Singularity discourse also serves specific economic interests. The AI industry benefits from a sense of inevitability and urgency, because if superintelligence is coming, well then investment will follow. And if the timeline is short, well then regulatory caution becomes an unaffordable luxury. The companies best positioned to shape superintelligence become, in their own framing, civilisationally essential (as noted earlier, it’s all just politics).
There is also a peculiarly American character to Singularity thinking, a techno-utopianism rooted in frontier mythology and the conviction that technical ingenuity can overcome any obstacle. This strain of technological determinism, with roots stretching back through the Whole Earth Catalog to the nineteenth-century railroad boosters, treats progress as both inevitable and beneficial. European and Asian AI discourse tends toward greater scepticism, perhaps because historical experience has taught those civilisations that technical capability does not automatically translate into human flourishing.

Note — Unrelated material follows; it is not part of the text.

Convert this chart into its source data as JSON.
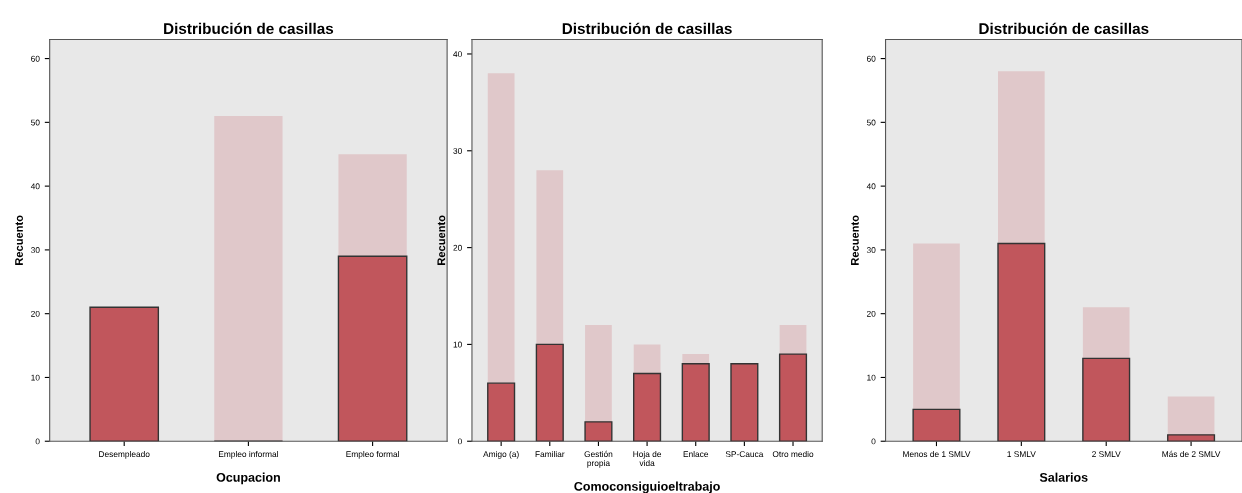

None of this should be read as dismissal of genuine progress in artificial intelligence or the real challenges that current systems pose. Large language models represent a significant technical achievement with profound implications for information ecosystems and the organisation of knowledge work. The automation of cognitive tasks that once required human expertise raises genuine policy questions about education and employment. But these challenges require clear thinking, not eschatology. When we treat AI through the lens of Singularity mythology, we obscure rather than illuminate. Artificial intelligence will continue to advance in specific domains, automating particular cognitive tasks while leaving others untouched.
The path to general intelligence, if such a thing is even coherent as a goal, remains obscure. The Singularity is a story we tell about the future, it is not a forecast derived from evidence, so treating it as such distorts our planning, inflates our fears, and misallocates our attention. We would do better to address the AI systems we actually have, with all their genuine capabilities and limitations, than to orient policy and culture around a technological eschaton that exists primarily in the imagination of its prophets.